A mass M is hung with a light inextensible string as shown in figure. Find the tension of the horizontal string.
Show Hint
Always start by drawing a clear Free Body Diagram (FBD) at the point where forces meet. Resolve forces into components along convenient axes (usually horizontal and vertical) and then apply equilibrium conditions.
Step 1: Understanding the Question:
The problem asks for the tension in the horizontal string that supports a mass M, given that another string is inclined at 45\(^{\circ}\) and connected to the same junction. This is a static equilibrium problem. Step 2: Key Formula or Approach:
For a system in equilibrium, the net force in both horizontal and vertical directions is zero.
Let \(T_H\) be the tension in the horizontal string and \(T_I\) be the tension in the inclined string.

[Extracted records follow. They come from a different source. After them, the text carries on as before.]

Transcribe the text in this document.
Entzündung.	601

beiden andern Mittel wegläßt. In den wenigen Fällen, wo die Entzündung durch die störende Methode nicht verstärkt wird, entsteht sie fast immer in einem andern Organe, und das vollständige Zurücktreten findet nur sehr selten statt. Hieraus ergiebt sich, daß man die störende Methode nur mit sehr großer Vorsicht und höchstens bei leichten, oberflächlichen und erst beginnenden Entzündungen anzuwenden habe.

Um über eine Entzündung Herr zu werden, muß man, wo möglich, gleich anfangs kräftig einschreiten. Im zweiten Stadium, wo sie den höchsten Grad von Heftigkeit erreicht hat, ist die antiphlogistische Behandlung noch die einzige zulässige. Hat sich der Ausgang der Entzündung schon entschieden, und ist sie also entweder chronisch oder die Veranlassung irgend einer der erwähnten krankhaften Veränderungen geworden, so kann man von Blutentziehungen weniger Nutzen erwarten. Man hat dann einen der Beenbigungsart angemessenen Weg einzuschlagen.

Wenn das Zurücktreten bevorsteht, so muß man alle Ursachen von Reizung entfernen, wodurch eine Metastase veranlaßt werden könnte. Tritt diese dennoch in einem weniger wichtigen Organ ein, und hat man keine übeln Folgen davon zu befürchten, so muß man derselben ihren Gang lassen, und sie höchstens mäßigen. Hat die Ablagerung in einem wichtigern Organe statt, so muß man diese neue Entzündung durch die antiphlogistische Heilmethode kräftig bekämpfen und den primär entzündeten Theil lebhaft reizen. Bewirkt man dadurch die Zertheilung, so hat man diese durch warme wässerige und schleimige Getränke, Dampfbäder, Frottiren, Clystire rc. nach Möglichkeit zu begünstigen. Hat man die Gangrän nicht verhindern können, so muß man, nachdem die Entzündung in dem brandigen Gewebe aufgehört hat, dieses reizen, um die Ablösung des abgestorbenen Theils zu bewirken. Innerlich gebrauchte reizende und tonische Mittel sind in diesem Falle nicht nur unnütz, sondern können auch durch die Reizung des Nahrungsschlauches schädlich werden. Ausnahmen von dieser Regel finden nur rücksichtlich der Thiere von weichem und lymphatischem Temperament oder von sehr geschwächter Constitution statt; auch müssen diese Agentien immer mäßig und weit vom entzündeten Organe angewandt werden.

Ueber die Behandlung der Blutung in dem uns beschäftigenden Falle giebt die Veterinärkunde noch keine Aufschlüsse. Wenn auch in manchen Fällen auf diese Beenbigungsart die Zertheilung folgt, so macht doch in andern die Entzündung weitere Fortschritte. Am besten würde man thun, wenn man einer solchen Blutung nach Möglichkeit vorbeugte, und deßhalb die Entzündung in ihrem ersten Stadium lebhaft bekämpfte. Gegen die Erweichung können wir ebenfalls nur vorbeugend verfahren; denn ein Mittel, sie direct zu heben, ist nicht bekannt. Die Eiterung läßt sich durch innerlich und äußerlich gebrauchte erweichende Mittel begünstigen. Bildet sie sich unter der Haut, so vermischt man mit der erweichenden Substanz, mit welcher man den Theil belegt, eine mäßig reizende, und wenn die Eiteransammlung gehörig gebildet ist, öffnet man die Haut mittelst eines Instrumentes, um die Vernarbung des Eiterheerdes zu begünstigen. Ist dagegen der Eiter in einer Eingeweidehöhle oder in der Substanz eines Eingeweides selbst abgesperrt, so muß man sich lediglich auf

The weight of the mass is \(W = Mg\). Step 3: Detailed Explanation:
Draw a Free Body Diagram (FBD) for the junction point O where the three strings meet.
- Downwards force: \( Mg \) (due to the hanging mass).
- Horizontal force (to the left): \( T_H \) (tension in the horizontal string).
- Inclined force: \( T_I \) (tension in the string making 45\(^{\circ}\) with the horizontal).
Resolve the inclined tension \( T_I \) into its horizontal and vertical components:
- Horizontal component of \( T_I \): \( T_I \cos 45^{\circ} \) (to the right).
- Vertical component of \( T_I \): \( T_I \sin 45^{\circ} \) (upwards).
Apply equilibrium conditions:
1. Vertical equilibrium (\( \sum F_y = 0 \)):
Forces acting upwards = Forces acting downwards
\[ T_I \sin 45^{\circ} = Mg \]
\[ T_I \left( \frac{1}{\sqrt{2}} \right) = Mg \Rightarrow T_I = Mg\sqrt{2} \]
2. Horizontal equilibrium (\( \sum F_x = 0 \)):
Forces acting to the right = Forces acting to the left
\[ T_I \cos 45^{\circ} = T_H \]
Substitute \( T_I = Mg\sqrt{2} \) and \( \cos 45^{\circ} = \frac{1}{\sqrt{2}} \):
\[ T_H = (Mg\sqrt{2}) \left( \frac{1}{\sqrt{2}} \right) \]
\[ T_H = Mg \] Step 4: Final Answer:
The tension in the horizontal string is \( Mg \).